Justice Rana said when releasing her on bail, that he saw nothing in the toolkit that indicated that she was asking for a violent uprising against the Indian State. But the Delhi Police arrested her in the manner they would arrest a terrorist. They did this, they said, because the toolkit was the manual used by those who created chaos in Delhi on Republic Day. “It was copycat,” said Delhi’s Police Commissioner. We should ask how miscreants were able to enter the high-security Red Fort at all, but this is a question we do not dare ask for fear of retribution by a government that sees an ‘international conspiracy’ around every corner.

Current paranoia about international conspiracies is reminiscent of the days when Indira Gandhi saw the ‘foreign hand’ everywhere. After she was assassinated, a KGB spymaster called Vasili Mitrokhin defected to the West and wrote a memoir in which he revealed that the only ‘foreign hand’ responsible for causing mischief in her time was a Soviet one.

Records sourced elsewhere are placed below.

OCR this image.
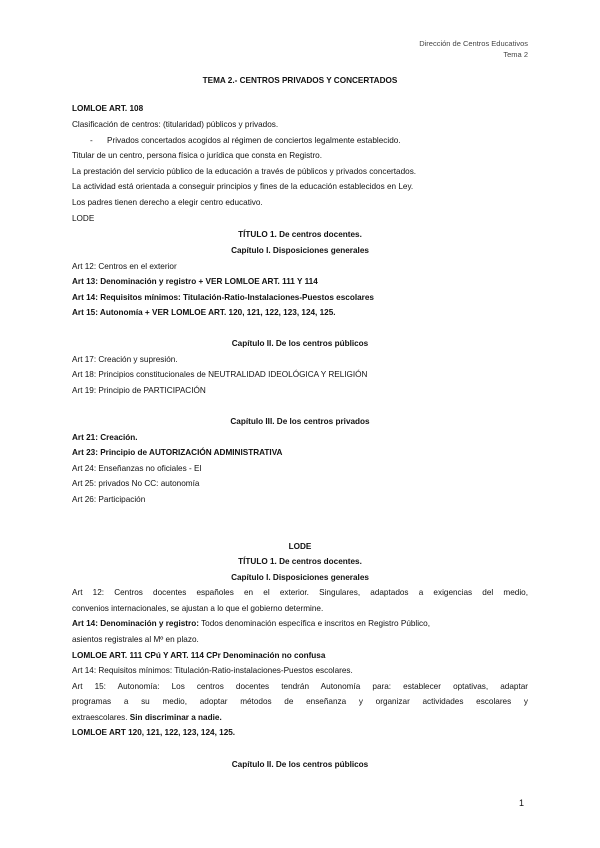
Dirección de Centros Educativos
Tema 2
TEMA 2.- CENTROS PRIVADOS Y CONCERTADOS
LOMLOE ART. 108
Clasificación de centros: (titularidad) públicos y privados.
- Privados concertados acogidos al régimen de conciertos legalmente establecido.
Titular de un centro, persona física o jurídica que consta en Registro.
La prestación del servicio público de la educación a través de públicos y privados concertados.
La actividad está orientada a conseguir principios y fines de la educación establecidos en Ley.
Los padres tienen derecho a elegir centro educativo.
LODE
TÍTULO 1. De centros docentes.
Capítulo I. Disposiciones generales
Art 12: Centros en el exterior
Art 13: Denominación y registro + VER LOMLOE ART. 111 Y 114
Art 14: Requisitos mínimos: Titulación-Ratio-Instalaciones-Puestos escolares
Art 15: Autonomía + VER LOMLOE ART. 120, 121, 122, 123, 124, 125.
Capítulo II. De los centros públicos
Art 17: Creación y supresión.
Art 18: Principios constitucionales de NEUTRALIDAD IDEOLÓGICA Y RELIGIÓN
Art 19: Principio de PARTICIPACIÓN
Capítulo III. De los centros privados
Art 21: Creación.
Art 23: Principio de AUTORIZACIÓN ADMINISTRATIVA
Art 24: Enseñanzas no oficiales - EI
Art 25: privados No CC: autonomía
Art 26: Participación
LODE
TÍTULO 1. De centros docentes.
Capítulo I. Disposiciones generales
Art 12: Centros docentes españoles en el exterior. Singulares, adaptados a exigencias del medio,
convenios internacionales, se ajustan a lo que el gobierno determine.
Art 14: Denominación y registro: Todos denominación específica e inscritos en Registro Público,
asientos registrales al Mº en plazo.
LOMLOE ART. 111 CPú Y ART. 114 CPr Denominación no confusa
Art 14: Requisitos mínimos: Titulación-Ratio-instalaciones-Puestos escolares.
Art 15: Autonomía: Los centros docentes tendrán Autonomía para: establecer optativas, adaptar
programas a su medio, adoptar métodos de enseñanza y organizar actividades escolares y
extraescolares. Sin discriminar a nadie.
LOMLOE ART 120, 121, 122, 123, 124, 125.
Capítulo II. De los centros públicos
1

Mitrokhin wrote in his memoir that the Soviet Union had many of Mrs Gandhi’s ministers on its payroll as well as some celebrated leftist editors. That ‘foreign hand’ died when the Cold War ended. The times have now changed, and the leaders of most western countries openly admit that they want democratic India to succeed so that it can act as a buffer against totalitarian China.

India can be that buffer as long as she preserves the one advantage that we have over China: democracy. Every time sedition charges are recklessly made against a student, an activist or a journalist, it diminishes our democracy a little bit more. Dissent is the lifeblood of democracy. Without it, democracy dies. This is why it is so important that we keep reminding those who sit in high office today that dissent is not sedition.

As someone who believes that our sedition law is a colonial legacy that should have been torn up and thrown away immediately after the British left, I have been very disturbed to see how it has been used selectively in recent days. On the day that Disha was released last week I came upon an interview with the BJP leader, Kapil Mishra, by two brave journalists from

The Wire. They got him to admit on camera that he had publicly said that students of JNU, Jamia and AMU should be shot as traitors. How has he escaped a sedition charge? How is it that other BJP leaders who have openly called for violence manage to escape sedition charges?

Sedition has so clearly become a weapon to crush dissent that it is a good time to seriously consider ridding India of this law that was once used to jail the leaders of our freedom movement. I shall end by repeating that Justice Rana has shown real courage in a perilous time. What he said will serve to strengthen our most powerful weapon: democracy.